''Can I get you a drink?' the man yelled, over the top of the next song. I wondered whether the DJ had ever considered introducing a five-minute break between records, to allow people to go to the bar or the lavatory in peace. Perhaps I should suggest that to him later.
'No, thank you,' I said. 'I don't want to accept a drink from you, because then I would be obliged to purchase one for you in return, and I'm simply not interested in spending two drinks' worth of time with you.''
Eleanor Oliphant is Completely Fine is Gail Honeyman's debut work. It's a very heartfelt, funny and sad story about a young woman who's good at going through the movements of life, but less so at actually living. She's very sharp but hasn't been able to make friends, and an event from her childhood has caused her to have a strained relationship with her mother. She makes an acquintance in a colleague called Raymond, and things start to seem better for her when she meets someone she feels she could love. She changes her wardrobe and starts working on her social skills. Of course, changing your whole life is never really that easy.
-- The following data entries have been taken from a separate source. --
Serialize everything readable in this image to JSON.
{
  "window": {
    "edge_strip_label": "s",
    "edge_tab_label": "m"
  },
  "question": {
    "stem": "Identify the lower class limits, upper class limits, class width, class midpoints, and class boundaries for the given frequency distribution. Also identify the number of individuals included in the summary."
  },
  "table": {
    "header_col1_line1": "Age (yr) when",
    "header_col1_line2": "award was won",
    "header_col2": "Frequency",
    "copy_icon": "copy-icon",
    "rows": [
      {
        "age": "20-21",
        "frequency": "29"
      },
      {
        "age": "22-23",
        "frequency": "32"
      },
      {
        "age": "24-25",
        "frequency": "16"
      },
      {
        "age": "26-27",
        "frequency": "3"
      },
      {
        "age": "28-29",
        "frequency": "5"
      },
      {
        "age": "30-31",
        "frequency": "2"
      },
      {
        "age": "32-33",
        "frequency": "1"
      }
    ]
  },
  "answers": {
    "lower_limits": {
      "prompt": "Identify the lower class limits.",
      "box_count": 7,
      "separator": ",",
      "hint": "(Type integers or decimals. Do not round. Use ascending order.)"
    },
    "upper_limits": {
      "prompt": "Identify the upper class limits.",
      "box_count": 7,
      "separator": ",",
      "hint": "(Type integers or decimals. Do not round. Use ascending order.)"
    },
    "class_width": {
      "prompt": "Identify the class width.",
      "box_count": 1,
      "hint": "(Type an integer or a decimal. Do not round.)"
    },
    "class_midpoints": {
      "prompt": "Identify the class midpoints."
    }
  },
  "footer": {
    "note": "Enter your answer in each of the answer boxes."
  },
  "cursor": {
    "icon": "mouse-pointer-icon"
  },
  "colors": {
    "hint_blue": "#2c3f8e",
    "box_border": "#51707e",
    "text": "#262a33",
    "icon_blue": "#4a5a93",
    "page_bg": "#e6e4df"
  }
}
There's a lot of real problems in this book. It talks a lot about loneliness and what it does to a person, how you can be lonely even when in a crowd, and how difficult it can be to live when you're so used to just surviving your days. It talks about what it's like to not be in touch with your family or even other people in general. When your life passes you by but you don't know how to stop it. Eleanor feels deeply relatable even though I don't actually share most of her life experiences.
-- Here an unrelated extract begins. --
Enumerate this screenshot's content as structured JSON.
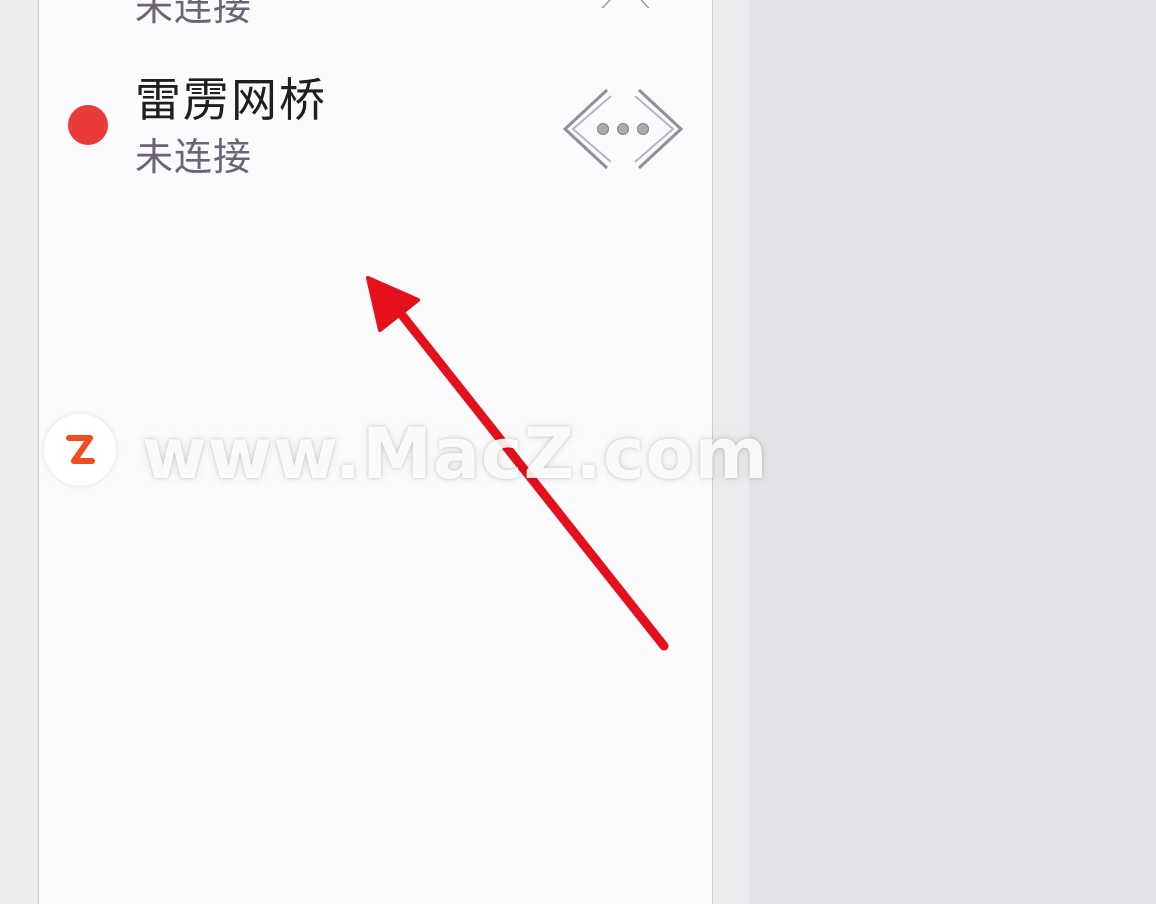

Eleanor is great as a character. As you can see from my chosen quote, she's very sharp and funny without even meaning to be, and her inner dialogue is such a pleasure to read. I loved it and I loved her. Raymond is also great, he's late when Eleanor is early, messy when she's clean... you get the idea. They make a wonderful duo, and the dynamic of their friendship is great. Also so many points for the fact that Eleanor's life isn't suddenly made so much better by her falling in love and all her problems disappearing. That's all too common in books like this, and it makes people think depression and whatnot other mental problems are gone just like that.
Even though I liked this, I can't shake the feeling this book should've been around 100 pages shorter (it stands at 385 or so as it is). I saw a really good discussion about this in a Facebook group a couple of days ago, actually. It was mentioned that it's important not to cut 'day to day' life from your book because it's equally as important as what's happening. I'd like to argue that a book doesn't feel too long (case in point: Harry Potter and the Order of the Phoenix, or any of the others, really) if it's good enough. With this one though, sometimes I was dreadfully bored, in between the actual events. I think it could have been more concise.
I also saw the ending coming many miles away, though it had one twist I hadn't expected. About the twist (no spoilers though): some people say they didn't like it, but to me it really worked. Hm. To each their own, to each their own.
For the Helmet 2017 reading challenge I put this in category 16: A book which has got some award abroad. It was actually difficult finding a category for this, am I nearing the end yet?